- Title: Mufti Hafiz

Personal life
- Born: 1900 Shkodër, Ottoman Empire
- Died: 1973 (aged 72–73) Shkodër, Communist Albania
- Education: Al-Azhar University

Religious life
- Religion: Islam
- Denomination: Sunni
- Jurisprudence: Hanafi
- Creed: Maturidi

Muslim leader
- Influenced by Hafiz Ismail Hakiu;

= Ali Kraja =

Albanian Mufti

Hafiz Ali Kraja or Hafiz Ali Tari (1900–1973) was an Albanian imam and Islamic educator.

==Biography==
Kraja was born to a family from Kraja that was expelled after said Albanian-settled areas were ceded to Montenegro at the Congress of Berlin in 1878. He was known as Ali Tari (probably from Myftari or “son of Tari”) given the avoidance of surnames under the millet system of the Ottoman Empire. He went to kuttab and madrasa in Shkodër under the tutelage of Hafiz Ismail Hakiu, going on to enroll at Al-Azhar University in Cairo. Completing his degree in fiqh there in 1924, he was appointed by the Mufti of Shkodër as imam of the Lead Mosque upon his return. He later served at the Parrucë, Fushë Çela, and other local mosques. In 1931, he married Zenepja.

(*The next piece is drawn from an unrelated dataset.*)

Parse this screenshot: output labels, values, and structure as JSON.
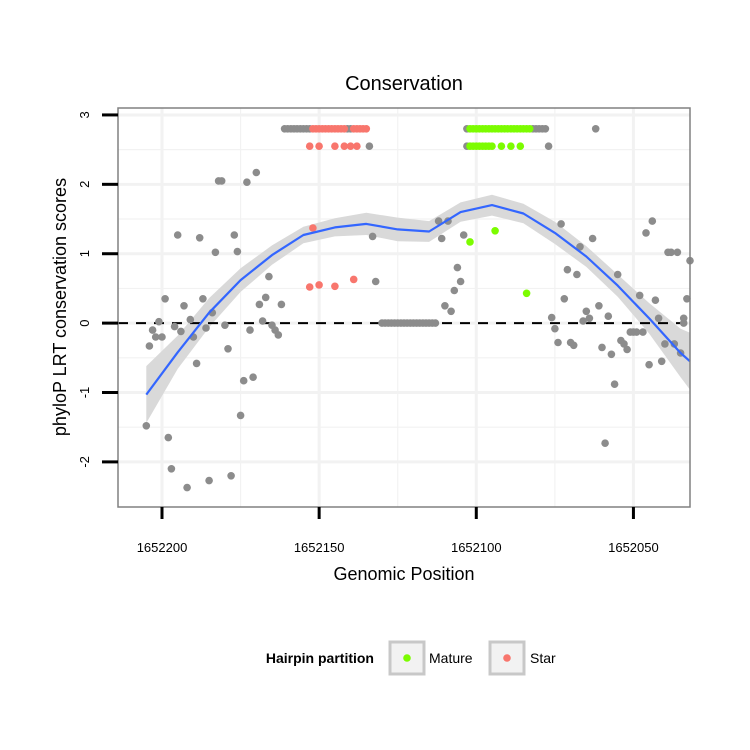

The Mufti of Tirana offered Kraja the post of Mufti of Durrës and the directorship of the magazine Zani i Naltë, but Kraja rejected the promotion, believing he was doing the most good where he was. In 1934, Kraja published the pamphlet "A duhet feja. A e pengon bashkimin kombtar?” (“Religion matters. Does it hinder national unity?”) with the local publishing house Ora e Shkodrës, considering the impact of recent changes to Albanian society.

When the parish of Shkodër decided to send its envoy to the Italian Parliament for the coronation of Victor Emmanuel III, Kraja did not attend. He was interned with his father and two brothers by the Italian army at Porto Palermo Castle in 1943. That September, after the Italian surrender, he addressed the faithful at Fushë Çela with the sermon, “Ç’ёshtё komunizmi dhe pasojat e tij pёr popullin shqiptar” (“What is communism and what does it mean for the Albanian people”).

As the partisans approached the Drin, Kraja brokered a truce between Sulçe Bushati and his rival Gjon Markagjoni and the Shkodër National Committee to fight off the ultimately successful communist takeover. He took advantage of an amnesty offer to avoid an initial death sentence, pleading it down by decision no. 213 on June 8, 1947, to 25 years of imprisonment, from whence he was released early after 18 years on October 12, 1965. His library was looted that year, and he stayed on self-imposed house arrest until his death in 1974.

==Family persecution==
After his arrest, his family’s property was confiscated, and Zenepja and their children grew up in grave privation.